Brent futures for September dropped 55 cents to $107.1 per barrel by 1:50 p.m. EDT (1850 GMT), after posting a 46-cent gain on Thursday. U.S. light crude for September was down 84 cents at $104.66 a barrel.
The North Sea benchmark's premium to West Texas Intermediate <CL-LCO1=R> held at $2.45.
Gasoline futures held steady, gaining 2 cents to trade at $3.038 a gallon.
The dollar hovered near a more than one-month low against a basket of major currencies, a move that typically would encourage investors to buy dollar-denominated commodities such as oil.
China's manufacturing activity hit an 11-month low in July and its job market weakened, according to data from HSBC, raising concerns of slower demand growth in China.
"The market is focused on demand rather than supply," ANZ analyst Natalie Rampono said.

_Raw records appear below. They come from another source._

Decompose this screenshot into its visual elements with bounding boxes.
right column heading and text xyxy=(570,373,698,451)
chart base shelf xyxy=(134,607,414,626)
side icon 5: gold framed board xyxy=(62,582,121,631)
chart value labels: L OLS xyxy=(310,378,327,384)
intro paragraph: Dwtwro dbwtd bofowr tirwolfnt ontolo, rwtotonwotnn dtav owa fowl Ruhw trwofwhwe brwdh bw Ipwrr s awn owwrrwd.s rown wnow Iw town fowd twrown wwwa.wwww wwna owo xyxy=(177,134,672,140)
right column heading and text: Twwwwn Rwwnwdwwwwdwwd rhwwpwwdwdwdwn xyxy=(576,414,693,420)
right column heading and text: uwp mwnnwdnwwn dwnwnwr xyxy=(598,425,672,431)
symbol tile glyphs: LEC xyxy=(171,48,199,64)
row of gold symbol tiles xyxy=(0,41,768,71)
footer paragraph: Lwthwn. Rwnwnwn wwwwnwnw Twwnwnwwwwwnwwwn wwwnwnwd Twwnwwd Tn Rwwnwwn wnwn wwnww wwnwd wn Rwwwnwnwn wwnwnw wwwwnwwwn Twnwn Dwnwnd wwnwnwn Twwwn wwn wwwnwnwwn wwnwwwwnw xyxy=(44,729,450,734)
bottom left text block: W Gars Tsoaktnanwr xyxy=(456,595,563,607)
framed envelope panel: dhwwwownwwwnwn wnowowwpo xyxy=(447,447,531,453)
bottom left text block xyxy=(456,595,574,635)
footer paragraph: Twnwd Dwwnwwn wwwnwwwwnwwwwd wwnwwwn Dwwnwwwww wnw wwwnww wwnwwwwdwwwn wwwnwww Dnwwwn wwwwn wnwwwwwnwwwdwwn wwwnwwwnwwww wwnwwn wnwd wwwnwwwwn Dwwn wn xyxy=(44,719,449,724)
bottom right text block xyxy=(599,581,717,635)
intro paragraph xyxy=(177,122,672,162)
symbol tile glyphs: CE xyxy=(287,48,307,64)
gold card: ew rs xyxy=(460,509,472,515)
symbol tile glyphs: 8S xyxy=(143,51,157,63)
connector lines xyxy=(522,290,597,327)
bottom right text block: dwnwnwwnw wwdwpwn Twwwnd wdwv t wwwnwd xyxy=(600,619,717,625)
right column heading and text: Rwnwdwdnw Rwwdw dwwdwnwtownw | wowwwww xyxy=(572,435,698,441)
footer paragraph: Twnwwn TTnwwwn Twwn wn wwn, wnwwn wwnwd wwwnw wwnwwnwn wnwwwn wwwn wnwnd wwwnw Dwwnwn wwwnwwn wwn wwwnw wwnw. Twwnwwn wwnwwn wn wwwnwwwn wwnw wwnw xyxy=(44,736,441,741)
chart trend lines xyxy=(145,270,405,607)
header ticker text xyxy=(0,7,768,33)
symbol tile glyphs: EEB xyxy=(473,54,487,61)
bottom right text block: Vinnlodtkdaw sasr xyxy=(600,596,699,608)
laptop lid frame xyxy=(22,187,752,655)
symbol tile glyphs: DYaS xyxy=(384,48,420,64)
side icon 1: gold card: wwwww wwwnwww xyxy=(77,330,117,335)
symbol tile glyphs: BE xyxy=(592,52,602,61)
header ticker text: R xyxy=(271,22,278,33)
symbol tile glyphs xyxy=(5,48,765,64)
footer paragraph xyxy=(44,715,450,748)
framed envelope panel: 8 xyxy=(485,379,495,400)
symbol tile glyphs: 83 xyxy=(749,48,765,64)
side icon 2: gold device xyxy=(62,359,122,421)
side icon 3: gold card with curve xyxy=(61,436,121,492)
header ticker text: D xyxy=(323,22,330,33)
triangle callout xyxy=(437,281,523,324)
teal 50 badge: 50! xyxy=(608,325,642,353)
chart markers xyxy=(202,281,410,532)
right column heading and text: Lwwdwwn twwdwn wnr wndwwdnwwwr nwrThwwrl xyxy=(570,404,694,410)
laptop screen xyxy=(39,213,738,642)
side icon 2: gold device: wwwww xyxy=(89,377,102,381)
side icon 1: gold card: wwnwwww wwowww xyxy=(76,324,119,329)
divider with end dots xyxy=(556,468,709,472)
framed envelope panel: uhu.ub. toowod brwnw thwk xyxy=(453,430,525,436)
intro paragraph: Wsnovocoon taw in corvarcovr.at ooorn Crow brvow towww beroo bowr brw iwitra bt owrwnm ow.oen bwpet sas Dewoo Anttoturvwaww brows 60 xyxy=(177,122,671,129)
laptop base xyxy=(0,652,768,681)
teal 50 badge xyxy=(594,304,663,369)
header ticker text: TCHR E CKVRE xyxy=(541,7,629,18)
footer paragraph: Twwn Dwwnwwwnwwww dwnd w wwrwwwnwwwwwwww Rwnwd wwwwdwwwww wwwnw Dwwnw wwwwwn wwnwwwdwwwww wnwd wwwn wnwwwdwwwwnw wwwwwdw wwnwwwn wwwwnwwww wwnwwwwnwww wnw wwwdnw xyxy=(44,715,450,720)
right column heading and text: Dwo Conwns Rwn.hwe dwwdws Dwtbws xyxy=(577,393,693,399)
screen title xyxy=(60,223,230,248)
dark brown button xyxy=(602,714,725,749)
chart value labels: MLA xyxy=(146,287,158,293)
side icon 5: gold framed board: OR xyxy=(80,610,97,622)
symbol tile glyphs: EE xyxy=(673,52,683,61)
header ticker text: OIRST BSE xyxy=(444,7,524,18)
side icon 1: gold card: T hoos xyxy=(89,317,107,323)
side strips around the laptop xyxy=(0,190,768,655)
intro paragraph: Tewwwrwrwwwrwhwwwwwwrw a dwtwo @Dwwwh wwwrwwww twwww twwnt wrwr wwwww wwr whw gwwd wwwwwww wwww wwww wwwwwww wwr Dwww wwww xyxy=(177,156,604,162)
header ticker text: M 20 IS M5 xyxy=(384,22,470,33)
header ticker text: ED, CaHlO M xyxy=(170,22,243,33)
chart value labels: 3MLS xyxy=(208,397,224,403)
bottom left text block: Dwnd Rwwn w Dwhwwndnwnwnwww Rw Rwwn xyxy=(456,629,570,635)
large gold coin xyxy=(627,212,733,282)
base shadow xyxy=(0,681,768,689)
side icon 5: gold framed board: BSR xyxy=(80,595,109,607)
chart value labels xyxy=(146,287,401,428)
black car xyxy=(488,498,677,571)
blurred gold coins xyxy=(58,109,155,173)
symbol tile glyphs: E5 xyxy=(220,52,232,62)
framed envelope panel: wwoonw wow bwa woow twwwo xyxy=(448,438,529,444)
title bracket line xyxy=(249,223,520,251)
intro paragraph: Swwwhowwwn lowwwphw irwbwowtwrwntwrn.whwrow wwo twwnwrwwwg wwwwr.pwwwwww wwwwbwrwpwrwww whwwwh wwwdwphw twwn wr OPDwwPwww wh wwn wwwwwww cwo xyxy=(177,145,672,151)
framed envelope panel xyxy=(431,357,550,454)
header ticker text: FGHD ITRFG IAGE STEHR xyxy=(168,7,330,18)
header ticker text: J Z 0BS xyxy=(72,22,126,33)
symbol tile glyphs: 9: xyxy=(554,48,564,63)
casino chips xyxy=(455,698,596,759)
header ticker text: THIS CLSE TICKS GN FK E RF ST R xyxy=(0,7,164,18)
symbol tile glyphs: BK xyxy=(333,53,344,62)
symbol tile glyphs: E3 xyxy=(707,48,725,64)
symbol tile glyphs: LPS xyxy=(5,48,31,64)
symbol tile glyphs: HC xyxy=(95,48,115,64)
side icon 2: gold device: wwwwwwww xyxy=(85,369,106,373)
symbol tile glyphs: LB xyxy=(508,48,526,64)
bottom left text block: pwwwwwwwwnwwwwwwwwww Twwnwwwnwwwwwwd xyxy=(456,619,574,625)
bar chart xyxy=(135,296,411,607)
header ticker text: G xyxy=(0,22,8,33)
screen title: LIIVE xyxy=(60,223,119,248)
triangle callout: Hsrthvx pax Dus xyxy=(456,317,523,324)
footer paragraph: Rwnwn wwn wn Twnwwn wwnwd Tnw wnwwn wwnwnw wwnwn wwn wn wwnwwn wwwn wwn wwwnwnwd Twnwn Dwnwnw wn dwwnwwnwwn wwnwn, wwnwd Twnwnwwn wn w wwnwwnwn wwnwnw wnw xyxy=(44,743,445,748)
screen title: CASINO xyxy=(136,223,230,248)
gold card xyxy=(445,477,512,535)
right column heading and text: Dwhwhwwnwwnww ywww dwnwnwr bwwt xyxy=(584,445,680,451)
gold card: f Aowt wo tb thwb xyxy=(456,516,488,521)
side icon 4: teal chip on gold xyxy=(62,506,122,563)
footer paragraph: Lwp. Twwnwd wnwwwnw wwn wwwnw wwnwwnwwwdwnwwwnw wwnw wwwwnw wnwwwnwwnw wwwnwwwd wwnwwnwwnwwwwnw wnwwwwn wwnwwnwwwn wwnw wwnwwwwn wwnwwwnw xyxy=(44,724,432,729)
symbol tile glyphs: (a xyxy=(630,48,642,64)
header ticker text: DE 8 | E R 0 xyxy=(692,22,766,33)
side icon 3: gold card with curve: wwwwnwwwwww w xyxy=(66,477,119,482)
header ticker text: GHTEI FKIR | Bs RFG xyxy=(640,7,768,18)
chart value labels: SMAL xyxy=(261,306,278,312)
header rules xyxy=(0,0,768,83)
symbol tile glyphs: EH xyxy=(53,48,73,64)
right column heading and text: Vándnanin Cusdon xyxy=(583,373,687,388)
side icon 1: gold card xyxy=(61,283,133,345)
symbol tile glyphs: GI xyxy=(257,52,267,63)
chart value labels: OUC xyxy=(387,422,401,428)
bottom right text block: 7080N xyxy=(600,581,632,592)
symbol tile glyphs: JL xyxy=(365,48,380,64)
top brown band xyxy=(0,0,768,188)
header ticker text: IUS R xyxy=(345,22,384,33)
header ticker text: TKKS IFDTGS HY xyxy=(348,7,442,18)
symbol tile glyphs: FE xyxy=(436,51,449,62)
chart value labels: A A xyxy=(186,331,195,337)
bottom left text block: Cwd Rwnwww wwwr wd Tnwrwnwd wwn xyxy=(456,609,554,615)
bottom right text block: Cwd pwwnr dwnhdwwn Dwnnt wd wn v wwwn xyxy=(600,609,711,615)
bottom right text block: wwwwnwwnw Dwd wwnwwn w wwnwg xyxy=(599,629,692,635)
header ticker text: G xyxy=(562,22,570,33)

U.S. crude output hit its highest since 1990 last week, while crude inventories showed a much smaller fall in the week to July 19 than earlier in the month, data from the U.S. Energy Information Administration showed.
SUPPORTIVE SUPPLY CUTS
Supply disruptions in the North Sea, Middle East and Africa, however, offered some support to oil prices.
The North Sea's Forties pipeline has cut pumping rates by about 40,000 barrels per day (bpd) because of maintenance work, tightening supply of the crude that underpins the Brent benchmark.
In Iraq, crude exports will be cut by between 400,000 and 500,000 bpd in September due to maintenance at ports, while Yemen's key export pipeline has been blown up by tribesmen.
Protests in Libya have also halted oil exports from a key port, and South Sudan is set to stop crude output by Aug. 7 in a dispute with Sudan.
Traders are eyeing protests in Egypt on Friday for any signs that conflict will spill over into other countries in the Middle East that could threaten oil supply.